The Society of Authors secretary, Mark Le Fanu, said Mr Howarth was sympathetically non-commital. "We pointed out fairly forcefully that the public lending rights scheme was a Labour success, introduced in the dying days of the Callaghan government after the Tory backbenchers scuppered various measures in the 1970s, but that the funding hasn't been touched for seven years. The engine is still motoring along nicely, but the gas is running out."
The authors, led by the novellist Deborah Moggach, chairwoman of the society, are calling for an immediate increase in the royalties fund from £5m to £7m a year.
The petition is a roll call of the best known British authors, including Martin Amis, Alan Bennett, Malcolm Bradbury, AS Byatt, Sebastian Faulks, Alan Ayckbourn, Pam Ayres, Antonia Fraser, John Fowles, PD James, John Mortimer and Tom Stoppard.
The society's figures show that the tiny royalties are a lifeline to some of the poorest authors: a recent survey showed that 46% of British authors earn less than £5,000 a year.
Because the royalties reflect the books that readers borrow, rather than the hyped best- seller list, the scheme provides a small but steady income to many authors who have never made it on to bestseller lists, or dropped off the list years ago.
The sum any one author can earn from the scheme is capped at £6,000 a year, to prevent the entire fund being paid over to the estate of the late Catherine Cookson. Although her books no longer appear on bestseller lists, of the top 20 borrowed books in 1998-1999, 12 were by Cookson.
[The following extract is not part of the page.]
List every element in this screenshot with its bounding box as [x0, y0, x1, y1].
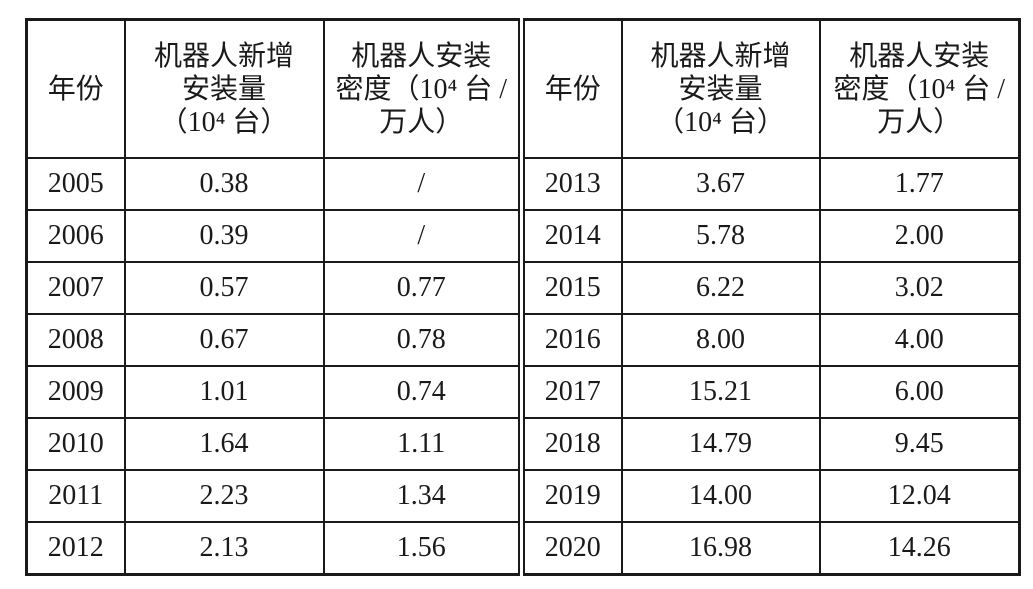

Over a third of the public lending rights royalties go to children's authors, who rarely make it on to bestseller lists. JK Rowling, author of the Harry Potter books, does not make it to the top of the borrowing list, presumably because the market is already saturated with books sold.
Mr Le Fanu said the society had asked authors if they felt the £6,000 limit should also be raised. "It was really rather touching - the richer authors were adamant that they didn't want any more money from the scheme, they wanted the payments spread wider. We thought that was another thing that might appeal to Labour."